A US team, which has reported its work in the journal Cell, says the advance could have “enormous” importance for medical research.
Chimeras are important for studying embryonic development, but research has largely been restricted to mice.
The rhesus monkeys, which are normal and healthy, are made up of a mixture of cells representing as many as six distinct individuals.
“The cells never fuse, but they stay together and work together to form tissues and organs,” said co-author Shoukhrat Mitalipov of the Oregon Health and Science University in Portland, US.

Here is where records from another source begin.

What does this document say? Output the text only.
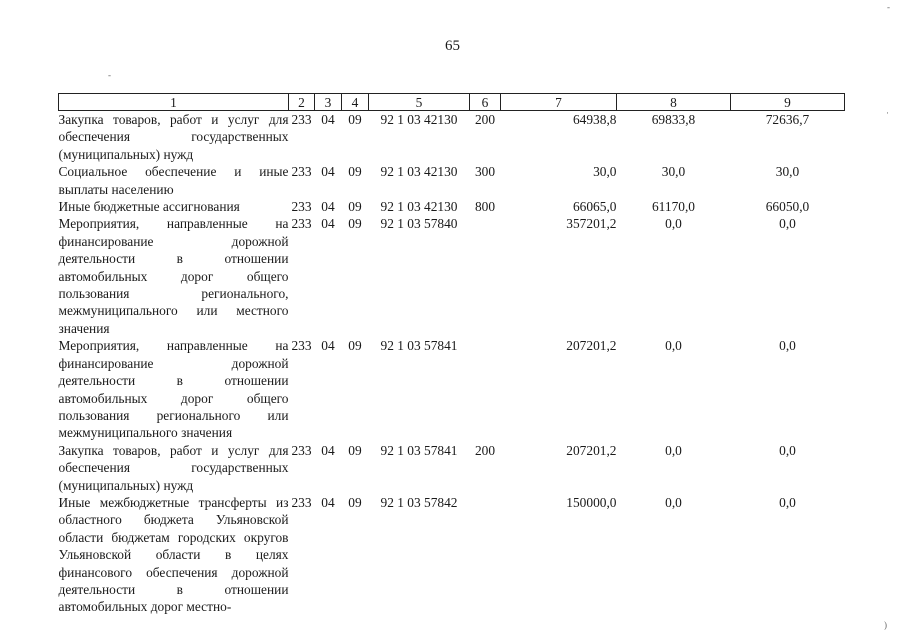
65
-
-
·
)
1	2	3	4	5	6	7	8	9
Закупка товаров, работ и услуг для обеспечения государственных (муниципальных) нужд	233	04	09	92 1 03 42130	200	64938,8	69833,8	72636,7
Социальное обеспечение и иные выплаты населению	233	04	09	92 1 03 42130	300	30,0	30,0	30,0
Иные бюджетные ассигнования	233	04	09	92 1 03 42130	800	66065,0	61170,0	66050,0
Мероприятия, направленные на финансирование дорожной деятельности в отношении автомобильных дорог общего пользования регионального, межмуниципального или местного значения	233	04	09	92 1 03 57840		357201,2	0,0	0,0
Мероприятия, направленные на финансирование дорожной деятельности в отношении автомобильных дорог общего пользования регионального или межмуниципального значения	233	04	09	92 1 03 57841		207201,2	0,0	0,0
Закупка товаров, работ и услуг для обеспечения государственных (муниципальных) нужд	233	04	09	92 1 03 57841	200	207201,2	0,0	0,0
Иные межбюджетные трансферты из областного бюджета Ульяновской области бюджетам городских округов Ульяновской области в целях финансового обеспечения дорожной деятельности в отношении автомобильных дорог местно-	233	04	09	92 1 03 57842		150000,0	0,0	0,0
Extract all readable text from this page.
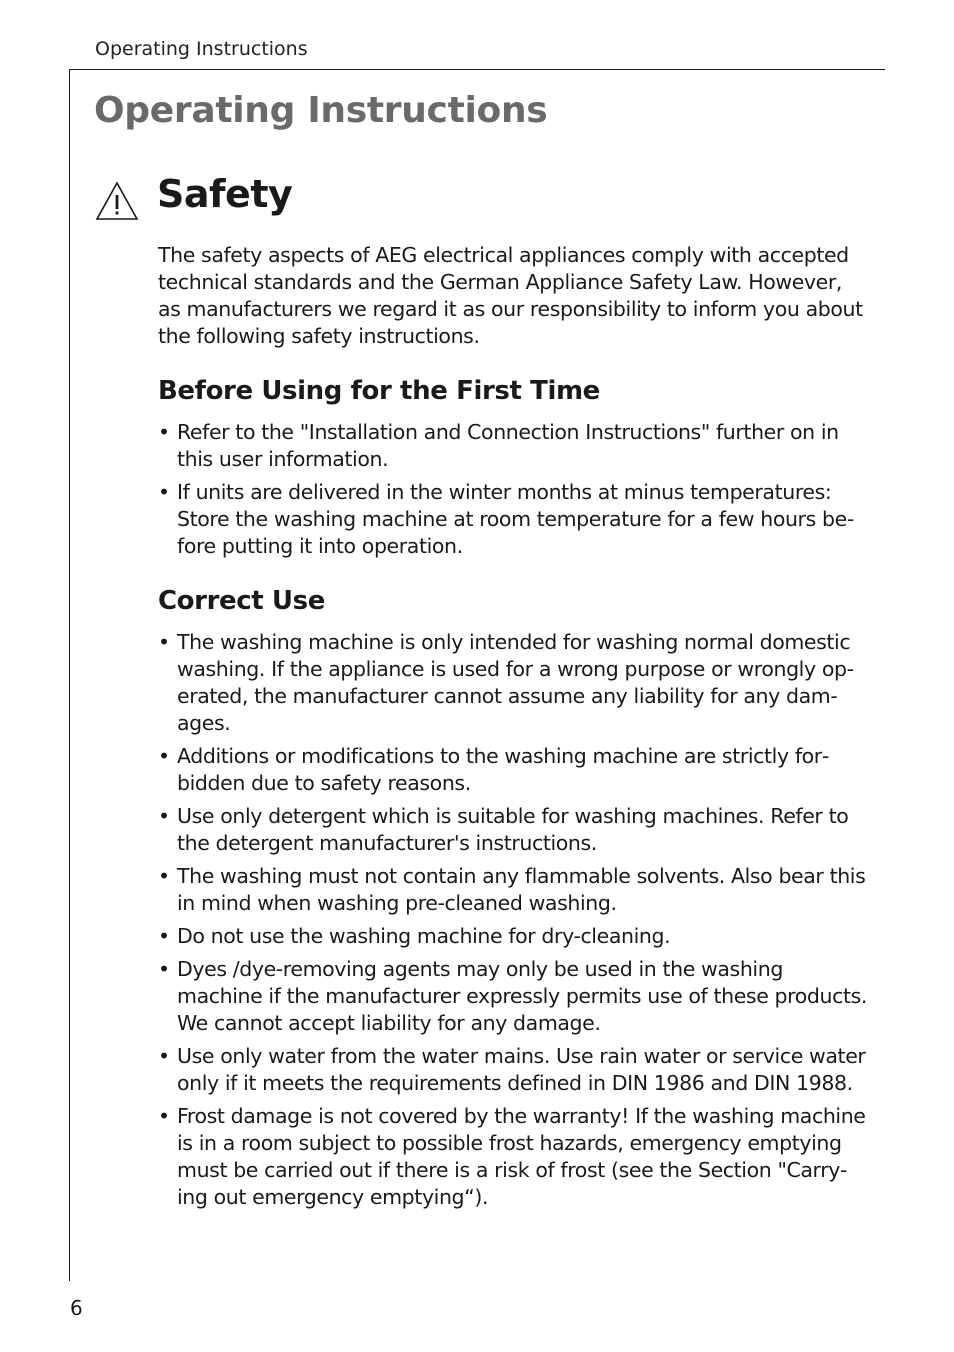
Operating Instructions
Operating Instructions
Safety

The safety aspects of AEG electrical appliances comply with accepted technical standards and the German Appliance Safety Law. However, as manufacturers we regard it as our responsibility to inform you about the following safety instructions.

Before Using for the First Time
• Refer to the "Installation and Connection Instructions" further on in this user information.
• If units are delivered in the winter months at minus temperatures: Store the washing machine at room temperature for a few hours before putting it into operation.
Correct Use
• The washing machine is only intended for washing normal domestic washing. If the appliance is used for a wrong purpose or wrongly operated, the manufacturer cannot assume any liability for any damages.
• Additions or modifications to the washing machine are strictly forbidden due to safety reasons.
• Use only detergent which is suitable for washing machines. Refer to the detergent manufacturer's instructions.
• The washing must not contain any flammable solvents. Also bear this in mind when washing pre-cleaned washing.
• Do not use the washing machine for dry-cleaning.
• Dyes /dye-removing agents may only be used in the washing machine if the manufacturer expressly permits use of these products. We cannot accept liability for any damage.
• Use only water from the water mains. Use rain water or service water only if it meets the requirements defined in DIN 1986 and DIN 1988.
• Frost damage is not covered by the warranty! If the washing machine is in a room subject to possible frost hazards, emergency emptying must be carried out if there is a risk of frost (see the Section "Carrying out emergency emptying“).
6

Initial efforts by Dr Mitalipov’s team to produce living monkey chimeras by introducing cultured embryonic stem cells into monkey embryos – a well-established means for generating chimeric mice – failed.
Stem cells are the “master cells” that can transform into a variety of more specialised cells required in the body.
The embryonic stem cells the team tried and failed with were at a developmental stage known as “pluripotency”. This means they can transform into any tissue type in the body, but cannot turn into the placenta or an entire animal.
The researchers were only able to make monkey chimeras when they mixed cells from very early stage embryos, in which each individual embryonic cell was “totipotent”.
These totipotent cells are capable of giving rise to a whole animal as well as the placenta and other life-sustaining tissues.
Dr Mitalipov said it appeared that primate embryos prevented cultured embryonic stem cells from becoming integrated as they do in mice.
The study also suggests that cultured primate and human embryonic stem cells, some of which have been maintained in labs for as long as two decades, may not be as potent as those found inside a living embryo.
Prof Robin Lovell-Badge, from the UK National Institute for Medical Research in Mill Hill, called the advance “very important”.
The researcher, who was not involved in the study, told BBC News: “Assumptions about the way human embryos develop have always been based on the mouse.”
But he added that this could be a “dangerous assumption”.
Chimeras can be used to understand the role of specific genes in the development of embryos as well as for studying the overall mechanisms of development.
For example, if studying a genetic mutation that causes cells to die, it is much more useful if the embryo is rescued by normal cells that allow the scientists to continue their work.
Prof Lovell-Badge said there had been a growing feeling for some time that pluripotent stem cells from humans and monkeys were different from those in mice.
The latest research suggests the biological pathways to restrict cells in their ability to form different tissue types are passed earlier in monkeys than they are in mice.
“We cannot model everything in the mouse,” Dr Mitalipov explained. “If we want to move stem cell therapies from the lab to clinics and from the mouse to humans, we need to understand what these primate cells can and can’t do.
“We need to study them in humans, including human embryos.”
But he stressed there was no practical use for producing human chimeras.
Stem cell therapies hold promise for replacing damaged nerve cells in those who have been paralysed due to a spinal cord injury and, for example, the brain cells lost in Parkinson’s Disease.